Ketua Komisi Nasional (Komnas) Pemberdayaan Keuangan Mikro Indonesia (PMKI), BS Kusmuljono mengatakan, masih sekitar 50 juta pengusaha mikro yang perlu mendapat kredit untuk memajukan usahanya. “Masih ada 50 juta pengusaha mikro yang perlu pembiayaan dari KUR (Kredit Usaha Rakyat),” kata Kusmuljono dalam acara Sarasehan Nasional Inovasi Usaha dan Keuangan Mikro di Jakarta, Rabu.Menurut dia, KUR yang disalurkan baru membiayai sekitar 2,08 juta pengusaha mikro dengan nilai Rp15,2 triliun yang disalurkan oleh enam bank (Bank BRI, Bank Mandiri, Bank BNI, Bank BTN, Bank Bukopin dan Bank Syariah Mandiri).
Para pengusaha mikro tersebut kebanyakan belum bisa mendapatkan kredit dari bank karena masalah manajemen keuangan serta jaminan kredit yang tidak sesuai aturan bank. “Sebenarnya mereka adalah pahlawan ekonomi penggerak sektor riil yang harusnya diberi kesempatan untuk mengembangkan usahanya,” kata Kusmuljono.Untuk itu PMKI mengadakan Sarasehan Nasional Inovasi Usaha dan Keuangan Mikro untuk mengajukan beberapa gagasan untuk diajukan ke pemerintah mendatang sebagai program 100 hari pertamanya.

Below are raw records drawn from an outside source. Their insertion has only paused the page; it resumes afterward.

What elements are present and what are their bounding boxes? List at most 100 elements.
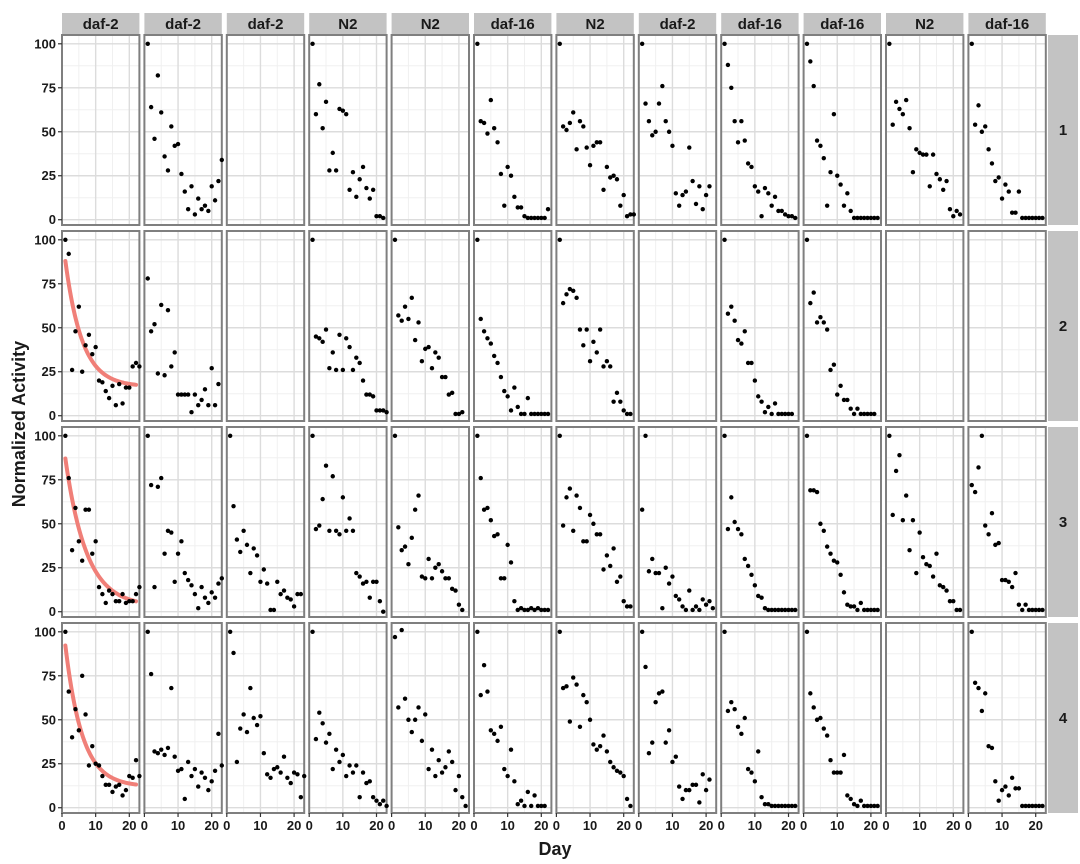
data-point <box>1026 607 1032 613</box>
data-point <box>216 731 221 737</box>
data-point <box>749 164 754 170</box>
data-point <box>1026 215 1032 221</box>
data-point <box>890 512 895 518</box>
data-point <box>227 433 233 438</box>
data-point <box>545 607 551 613</box>
data-point <box>821 726 826 731</box>
data-point <box>587 717 593 722</box>
data-point <box>937 583 943 588</box>
data-point <box>377 408 383 413</box>
facet-panel <box>143 230 223 422</box>
data-point <box>532 411 537 417</box>
data-point <box>460 410 465 415</box>
data-point <box>581 539 586 544</box>
data-point <box>179 539 184 544</box>
fit-curve <box>63 456 139 604</box>
data-point <box>690 782 695 788</box>
facet-panel <box>885 622 965 814</box>
x-tick-label: 20 <box>369 818 383 833</box>
data-point <box>639 41 645 46</box>
data-point <box>436 355 441 360</box>
data-point <box>571 528 576 533</box>
data-point <box>370 794 376 800</box>
data-point <box>996 175 1001 180</box>
data-point <box>821 528 826 533</box>
data-point <box>491 533 497 539</box>
data-point <box>587 512 593 518</box>
data-point <box>673 593 679 599</box>
facet-panel <box>802 34 882 226</box>
data-point <box>310 433 315 438</box>
data-point <box>155 750 161 756</box>
data-point <box>1016 786 1022 791</box>
facet-panel <box>885 230 965 422</box>
data-point <box>811 83 816 89</box>
data-point <box>175 768 181 773</box>
data-point <box>419 574 425 579</box>
data-point <box>364 392 369 397</box>
data-point <box>545 411 551 417</box>
data-point <box>676 597 682 602</box>
data-point <box>808 300 813 306</box>
data-point <box>436 758 441 763</box>
panel-border <box>308 426 388 618</box>
data-point <box>735 337 741 343</box>
data-point <box>90 743 95 749</box>
data-point <box>189 410 194 415</box>
data-point <box>330 474 335 479</box>
data-point <box>320 339 325 345</box>
data-point <box>148 329 154 334</box>
data-point <box>133 360 139 366</box>
data-point <box>106 588 112 593</box>
data-point <box>979 433 985 438</box>
data-point <box>512 779 517 784</box>
data-point <box>776 208 781 214</box>
data-point <box>165 745 171 751</box>
data-point <box>199 397 204 403</box>
data-point <box>752 184 758 189</box>
data-point <box>542 215 547 221</box>
data-point <box>941 187 946 193</box>
data-point <box>86 763 92 768</box>
data-point <box>587 162 593 168</box>
data-point <box>281 588 287 593</box>
y-tick-label: 75 <box>42 668 56 683</box>
data-point <box>907 126 912 131</box>
data-point <box>426 344 431 350</box>
column-strip-label: daf-2 <box>248 16 284 33</box>
x-tick-label: 10 <box>171 818 185 833</box>
data-point <box>890 122 895 127</box>
data-point <box>498 171 504 177</box>
data-point <box>996 798 1001 803</box>
data-point <box>189 773 194 779</box>
column-strip <box>391 13 469 35</box>
data-point <box>865 607 870 613</box>
data-point <box>522 803 527 809</box>
panel-border <box>143 230 223 422</box>
data-point <box>608 175 613 180</box>
data-point <box>557 237 562 242</box>
data-point <box>875 803 880 809</box>
data-point <box>478 316 483 322</box>
data-point <box>557 433 562 438</box>
data-point <box>1016 189 1022 194</box>
facet-panel <box>390 34 471 226</box>
data-point <box>216 381 221 387</box>
data-point <box>69 547 75 553</box>
data-point <box>564 495 569 500</box>
data-point <box>581 124 586 129</box>
data-point <box>914 147 919 152</box>
data-point <box>983 523 988 528</box>
data-point <box>811 290 816 295</box>
data-point <box>172 350 177 355</box>
data-point <box>872 215 877 221</box>
data-point <box>1023 602 1028 607</box>
data-point <box>512 598 517 604</box>
data-point <box>76 728 82 733</box>
data-point <box>219 157 224 163</box>
data-point <box>944 178 949 184</box>
data-point <box>789 803 795 809</box>
data-point <box>574 493 579 498</box>
data-point <box>567 286 573 292</box>
data-point <box>159 110 164 115</box>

Gagasan ini, di antaranya, pertama mentransformasi Kementerian Koperasi dan Usaha Mikro Menengah (KUKM) menjadi Kementerian Koperasi dan Usaha Mikro Kecil (KUMK) sesuai dengan Undang-undang nomor 20 Tahun 2008 tentang UMKM.
Kedua, mempercepat peningkatan status pengusaha mikro dan kecil dari not-bankable menjadi bankable dengan program pendampingan melalui kegiatan edukasi dan pembinaan baik kepada calon nasabah maupun yang sudah menjadi nasabah.
Ketiga, memantapkan program keterkaitan (linkage) antara bank dengan lembaga keuangan mikro (LKM) dilengkapi dengan pemeringkatan LKM oleh lembaga independen.
Keempat, merekomedasikan terbentuknya Badan Layanan Umum Daerah Inkubator, dengan sistem satu atap bagi usaha mikro dan kecil berbasis di pemerintah daerah yang sudah maju melalui sistem kelembagaan technopark.
Kelima, mengembangkan sistem insentif usaha mikro dan kecil di bidang pertanian untuk alternatif program subsidi pertanian langsung (SPL) dalam rangka ketahanan pangan nasional.
Keenam, memasukkan mata pelajaran UKM baik konvensional maupun syariah di perguruan tinggi khususnya di tingkat pasca sarjana program studi ekonomi.
Ketujuh, melaksanakan riset kebijakan dan studi kerja yang dipercepat tentang aktivasi lembaga keuangan mikro (LKM) non bank non koperasi terkait dengan wacana proyek Badan Usaha Milik Desa, terutama untuk daerah tertinggal dan terpencil pedesaan.